Née Kaija Anneli Laakkonen en 1952 à Helsinki dans une famille de non- musiciens, Kaija Saariaho développe très tôt une sensibilité profonde pour la musique et pratique plusieurs instruments tels que le violon, le piano ou l’orgue. A partir de 1976, elle étudie à l’Académie Sibélius aux côtés du compositeur moderniste Paavo Heininen tout en suivant en parallèle des cours de musicologie et d’arts plastiques, avant qu’elle ne décide de se consacrer entièrement à la composition. C’est également durant cette période qu’elle fonde le groupe « Korvat Auki » (« Les oreilles ouvertes ») en compagnie de jeunes compositeurs finnois comme Esa Pekka Salonen ou Magnus Lindberg afin de promouvoir la musique contemporaine en Finlande.

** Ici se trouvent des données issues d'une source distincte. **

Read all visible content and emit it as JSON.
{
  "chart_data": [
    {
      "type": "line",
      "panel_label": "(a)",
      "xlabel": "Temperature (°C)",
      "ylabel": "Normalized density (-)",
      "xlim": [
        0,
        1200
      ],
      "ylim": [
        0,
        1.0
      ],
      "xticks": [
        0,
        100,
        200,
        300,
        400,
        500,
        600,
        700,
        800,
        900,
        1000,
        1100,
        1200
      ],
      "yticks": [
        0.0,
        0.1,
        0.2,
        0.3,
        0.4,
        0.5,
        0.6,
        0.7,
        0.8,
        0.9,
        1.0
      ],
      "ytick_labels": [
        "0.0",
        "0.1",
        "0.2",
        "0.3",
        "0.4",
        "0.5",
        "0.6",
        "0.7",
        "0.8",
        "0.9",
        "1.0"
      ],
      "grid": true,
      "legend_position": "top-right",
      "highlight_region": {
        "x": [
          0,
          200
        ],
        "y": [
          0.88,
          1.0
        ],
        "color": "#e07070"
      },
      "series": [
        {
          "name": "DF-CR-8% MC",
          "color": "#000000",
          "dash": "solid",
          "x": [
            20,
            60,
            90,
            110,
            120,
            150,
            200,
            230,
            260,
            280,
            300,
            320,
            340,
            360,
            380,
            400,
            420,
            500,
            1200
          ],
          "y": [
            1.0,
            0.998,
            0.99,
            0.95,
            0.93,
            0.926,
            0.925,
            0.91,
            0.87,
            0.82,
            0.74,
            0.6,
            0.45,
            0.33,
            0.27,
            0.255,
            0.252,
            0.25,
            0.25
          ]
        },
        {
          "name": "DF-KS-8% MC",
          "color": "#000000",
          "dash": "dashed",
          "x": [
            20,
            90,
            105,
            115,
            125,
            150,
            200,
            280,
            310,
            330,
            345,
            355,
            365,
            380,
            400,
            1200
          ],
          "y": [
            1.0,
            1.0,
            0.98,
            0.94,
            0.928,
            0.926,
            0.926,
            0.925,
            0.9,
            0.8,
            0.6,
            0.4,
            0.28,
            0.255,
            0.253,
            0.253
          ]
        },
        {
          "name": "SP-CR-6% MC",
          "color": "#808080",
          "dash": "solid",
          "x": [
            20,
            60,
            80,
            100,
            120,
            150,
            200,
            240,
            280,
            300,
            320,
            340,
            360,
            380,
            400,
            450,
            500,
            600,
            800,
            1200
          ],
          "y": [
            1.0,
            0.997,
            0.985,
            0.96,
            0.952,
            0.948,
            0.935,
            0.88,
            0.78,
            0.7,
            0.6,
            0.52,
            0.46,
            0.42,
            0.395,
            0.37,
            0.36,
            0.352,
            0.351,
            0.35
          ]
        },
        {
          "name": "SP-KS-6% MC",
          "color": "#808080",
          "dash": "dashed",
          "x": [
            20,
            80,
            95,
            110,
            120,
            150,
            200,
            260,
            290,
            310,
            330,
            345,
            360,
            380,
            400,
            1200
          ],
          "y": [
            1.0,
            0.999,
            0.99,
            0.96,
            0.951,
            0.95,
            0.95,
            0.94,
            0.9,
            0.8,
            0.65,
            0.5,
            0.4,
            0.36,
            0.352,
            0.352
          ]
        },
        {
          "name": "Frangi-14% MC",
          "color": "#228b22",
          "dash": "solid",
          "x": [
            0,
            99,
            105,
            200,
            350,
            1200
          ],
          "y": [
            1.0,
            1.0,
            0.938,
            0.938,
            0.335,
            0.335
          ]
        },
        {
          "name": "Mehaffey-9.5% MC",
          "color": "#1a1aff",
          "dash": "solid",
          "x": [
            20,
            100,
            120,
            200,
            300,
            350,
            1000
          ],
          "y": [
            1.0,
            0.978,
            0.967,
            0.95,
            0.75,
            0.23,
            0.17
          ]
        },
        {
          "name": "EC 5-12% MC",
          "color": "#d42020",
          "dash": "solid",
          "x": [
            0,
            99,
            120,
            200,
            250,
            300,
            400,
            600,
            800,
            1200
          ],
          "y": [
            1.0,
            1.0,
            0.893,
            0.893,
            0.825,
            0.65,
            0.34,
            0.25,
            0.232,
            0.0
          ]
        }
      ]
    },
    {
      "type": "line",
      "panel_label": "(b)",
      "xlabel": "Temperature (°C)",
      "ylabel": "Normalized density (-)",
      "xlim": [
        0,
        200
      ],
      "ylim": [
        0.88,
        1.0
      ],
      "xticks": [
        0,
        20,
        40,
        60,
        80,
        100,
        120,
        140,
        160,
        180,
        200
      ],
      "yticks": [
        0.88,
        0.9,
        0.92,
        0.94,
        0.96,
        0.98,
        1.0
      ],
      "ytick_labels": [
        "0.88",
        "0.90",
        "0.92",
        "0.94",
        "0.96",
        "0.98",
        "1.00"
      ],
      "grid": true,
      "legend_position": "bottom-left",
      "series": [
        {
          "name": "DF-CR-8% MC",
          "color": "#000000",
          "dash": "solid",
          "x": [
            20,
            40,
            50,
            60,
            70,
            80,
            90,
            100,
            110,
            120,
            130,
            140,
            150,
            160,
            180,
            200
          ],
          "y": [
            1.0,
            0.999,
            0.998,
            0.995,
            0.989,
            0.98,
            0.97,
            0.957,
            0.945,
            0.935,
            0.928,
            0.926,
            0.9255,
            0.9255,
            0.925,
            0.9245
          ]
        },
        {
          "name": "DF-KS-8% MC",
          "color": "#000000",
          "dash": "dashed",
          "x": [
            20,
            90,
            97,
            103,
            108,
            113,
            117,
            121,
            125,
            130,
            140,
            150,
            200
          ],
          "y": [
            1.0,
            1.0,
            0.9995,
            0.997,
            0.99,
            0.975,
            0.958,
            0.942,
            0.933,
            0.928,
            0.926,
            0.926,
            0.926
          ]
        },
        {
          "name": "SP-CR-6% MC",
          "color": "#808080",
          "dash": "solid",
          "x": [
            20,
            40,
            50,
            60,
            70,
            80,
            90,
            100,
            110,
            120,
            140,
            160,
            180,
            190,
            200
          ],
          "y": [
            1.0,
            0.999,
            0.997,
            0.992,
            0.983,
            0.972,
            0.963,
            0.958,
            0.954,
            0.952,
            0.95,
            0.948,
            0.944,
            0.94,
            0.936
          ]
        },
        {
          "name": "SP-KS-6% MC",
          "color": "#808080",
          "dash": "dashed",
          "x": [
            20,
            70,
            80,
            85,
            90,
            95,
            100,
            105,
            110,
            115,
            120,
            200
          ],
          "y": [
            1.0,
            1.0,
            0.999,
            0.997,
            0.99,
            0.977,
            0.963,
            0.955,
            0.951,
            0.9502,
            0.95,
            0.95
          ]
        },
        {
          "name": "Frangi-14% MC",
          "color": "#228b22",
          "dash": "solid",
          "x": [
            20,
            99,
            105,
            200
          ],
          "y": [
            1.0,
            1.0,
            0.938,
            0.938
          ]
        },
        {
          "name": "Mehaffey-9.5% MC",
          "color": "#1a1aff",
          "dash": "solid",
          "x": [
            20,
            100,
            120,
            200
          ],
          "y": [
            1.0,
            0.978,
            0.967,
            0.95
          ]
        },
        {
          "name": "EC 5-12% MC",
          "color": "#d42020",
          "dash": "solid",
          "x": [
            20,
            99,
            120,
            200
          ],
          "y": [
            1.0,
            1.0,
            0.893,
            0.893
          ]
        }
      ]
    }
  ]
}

Elle poursuit ses études musicales à Freiburg auprès de Brian Ferneyhough et de Klaus Huber et participe dès 1980 aux cours d’été de Darmstadt. C’est là qu’elle découvre les travaux spectralistes des français Gérard Grisey et Tristan Murail qui vont avoir un impact énorme sur son œuvre : leurs recherches basées sur l’analyse spectrale du son l’inspirent et lui permettent de s’éloigner de l’approche moderniste complexe défendue par ses professeurs pour développer une musique plus instinctive, en travaillant sur le timbre, les harmoniques, la microtonalité... En 1982, elle commence à travailler à L’IRCAM (Institut de Recherche et Création Acoustique/Musique), à Paris, où elle découvre les recherches électroniques et électro-acoustiques qui y sont menées. Tout cela lui permet d’aller encore plus loin dans le développement de son univers musical en mélangeant instruments live et tape ou électronique live, sans frontière distincte entre les deux éléments : l’électronique joue bien souvent un rôle d’amplificateur de la palette d’effets de l’instrument, créant une sorte de halo entre le monde réel et l’irréel. Les découvertes électroniques lui ouvrent également de nouvelles pistes dans sa manière de composer de la musique acoustique.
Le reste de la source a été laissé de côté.